As if to confirm this, JR Hokkaido posted its biggest-ever loss of ca $170m in its recent financial year-end statement, released just a few weeks ago in early May. As the company plans for losses to continue into financial year 2017, this leaves the rail network with little leeway to keep unprofitable services running. Digging deeper on page 9 of the financial statement, it seems that passenger numbers for traffic volume segments under 4,000 passengers/km/day have been dropping 5-10% a year, leading to losses across the board. It is difficult to tell if these numbers are dropping because less trains were put on vs a previous period to help keep costs down, leaving people to switch to other modes of transportation (car, bus etc). But looking at this from a purely financial perspective, the reality for JR is that below the 4,000 passengers/km/day line, there is little possibility of making these lines viable.

To find a solution to these closures, some regions are discussing switching to local buses to ferry people along the future closed rail line. As featured in the Nikkei newspaper on May 29th, other towns are introducing rideshare taxis to the closest open station, eg in the town of Rumoi where passengers still need to get home from work but where the train station closed down just last year. However as we’ve seen in the case of Kagoshima, the general outlook for BRT and other light rail in established city centers across Japan is relatively grim, so these solutions seem to be temporary measures until the entire line closes down and rideshare taxi prices become unmanageable to the employee and/or employer.

Could we use automated vehicles to act as railway lines without the trains? There would be many benefits of keeping the existing physical and social community infrastructure that has been built up with the development of the railroads. A couple of them include:

  • If these vehicles could use the existing train facilities, train stations could act as mini-Michinoeki, and allow local businesses and companies to continue as before using their existing facilities with customers and employees.
  • People could jump off to buy a drink/get a bite to eat, use the station washroom facilities etc, and jump back on with their automated vehicle on their return.
  • As the train network is fully electrified, there is unlimited power available to fill up automated vehicles needing a recharge to continue on their way. There would need to be some form of stepdown converter structure to allow simple plug-and-play direct from the railway power source outside the station, and allow vehicles to recharge say in the taxi or parking areas. Furthermore, these “mini-trains” would run/charge at any time of day or night, and on-demand. This would allow rail networks to focus on the high-volume high-frequency traffic lines, such as the new Shinkansen and 4,000 passenger+ line segments, while ad-hoc lower-volume mobility would be taken care of by vehicle automation and ridesharing in the local community.
  • As the taxi industry continues to have trouble recruiting sufficient taxi drivers to meet local demand, automated vehicles would ideally run alongside existing taxi or rideshare companies with a composition adapted to regional needs.

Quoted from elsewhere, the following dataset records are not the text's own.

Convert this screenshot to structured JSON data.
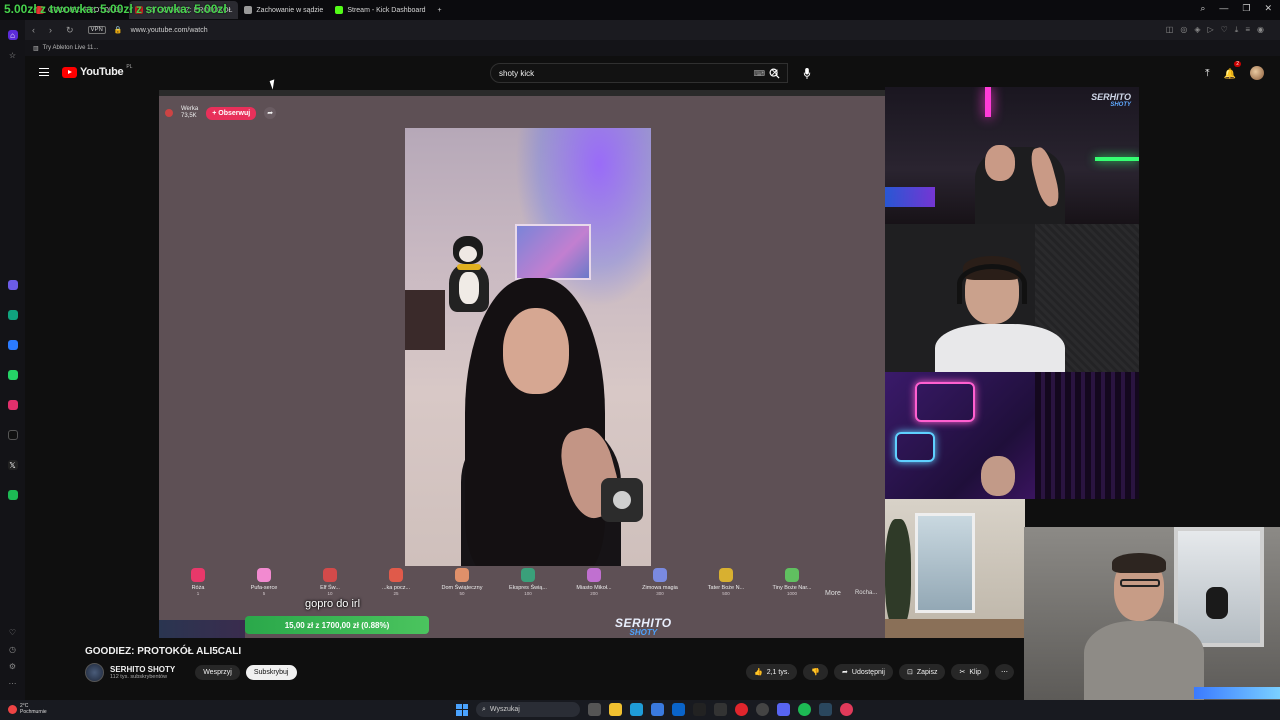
{
  "overlay": {
    "counter_text": "5.00zł z twowka: 5.00zł z srowka: 5.00zł"
  },
  "tabs": [
    {
      "label": "GOODIEZ: PROTOKÓŁ",
      "color": "#e33"
    },
    {
      "label": "(2) GOODIEZ: PROTOKÓŁ",
      "color": "#c22"
    },
    {
      "label": "Zachowanie w sądzie",
      "color": "#999"
    },
    {
      "label": "Stream - Kick Dashboard",
      "color": "#53fc18"
    }
  ],
  "addressbar": {
    "url": "www.youtube.com/watch",
    "vpn": "VPN"
  },
  "bookmarks": {
    "item": "Try Ableton Live 11..."
  },
  "youtube": {
    "logo": "YouTube",
    "country": "PL",
    "search_value": "shoty kick",
    "notif_count": "2"
  },
  "player": {
    "streamer_name": "Werka",
    "streamer_sub": "73,5K",
    "observe_label": "+ Obserwuj",
    "caption": "gopro do irl",
    "goal_text": "15,00 zł z 1700,00 zł (0.88%)",
    "goal_fraction": 0.0088,
    "brand_a": "SERHITO",
    "brand_b": "SHOTY",
    "gifts": [
      {
        "name": "Róża",
        "cost": "1",
        "color": "#e8386a"
      },
      {
        "name": "Pufa-serce",
        "cost": "5",
        "color": "#f28ad0"
      },
      {
        "name": "Elf Św...",
        "cost": "10",
        "color": "#d24a4a"
      },
      {
        "name": "...ka pocz...",
        "cost": "25",
        "color": "#e05a4a"
      },
      {
        "name": "Dom Świąteczny",
        "cost": "50",
        "color": "#e0906a"
      },
      {
        "name": "Ekspres Świą...",
        "cost": "100",
        "color": "#3aa07a"
      },
      {
        "name": "Miasto Mikoł...",
        "cost": "200",
        "color": "#c070d0"
      },
      {
        "name": "Zimowa magia",
        "cost": "300",
        "color": "#7a8ae0"
      },
      {
        "name": "Tater Boże N...",
        "cost": "500",
        "color": "#d8b030"
      },
      {
        "name": "Tiny Boże Nar...",
        "cost": "1000",
        "color": "#60c060"
      }
    ],
    "more_label": "More",
    "last_label": "Rocha..."
  },
  "cam1": {
    "brand_a": "SERHITO",
    "brand_b": "SHOTY"
  },
  "video": {
    "title": "GOODIEZ: PROTOKÓŁ ALI5CALI",
    "channel": "SERHITO SHOTY",
    "subs": "112 tys. subskrybentów",
    "support_label": "Wesprzyj",
    "subscribe_label": "Subskrybuj",
    "likes": "2,1 tys.",
    "share_label": "Udostępnij",
    "save_label": "Zapisz",
    "clip_label": "Klip"
  },
  "taskbar": {
    "temp": "2°C",
    "weather": "Pochmurnie",
    "search_label": "Wyszukaj"
  },
  "colors": {
    "accent_red": "#ff0000",
    "goal_green": "#2aa84a",
    "observe_pink": "#e8305a"
  }
}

And while the exact setup of the ecosystem is still up for discussion, it is clear that vehicle drive automation is going to be a key component in helping maintain Japan’s local communities as they struggle to maintain their quality of life with a shrinking and aging population combined with a shrinking of the rail network. In practical terms one can expect a combination of cooperation and competition, with all players working towards the same goal – helping local communities get on with their everyday lives.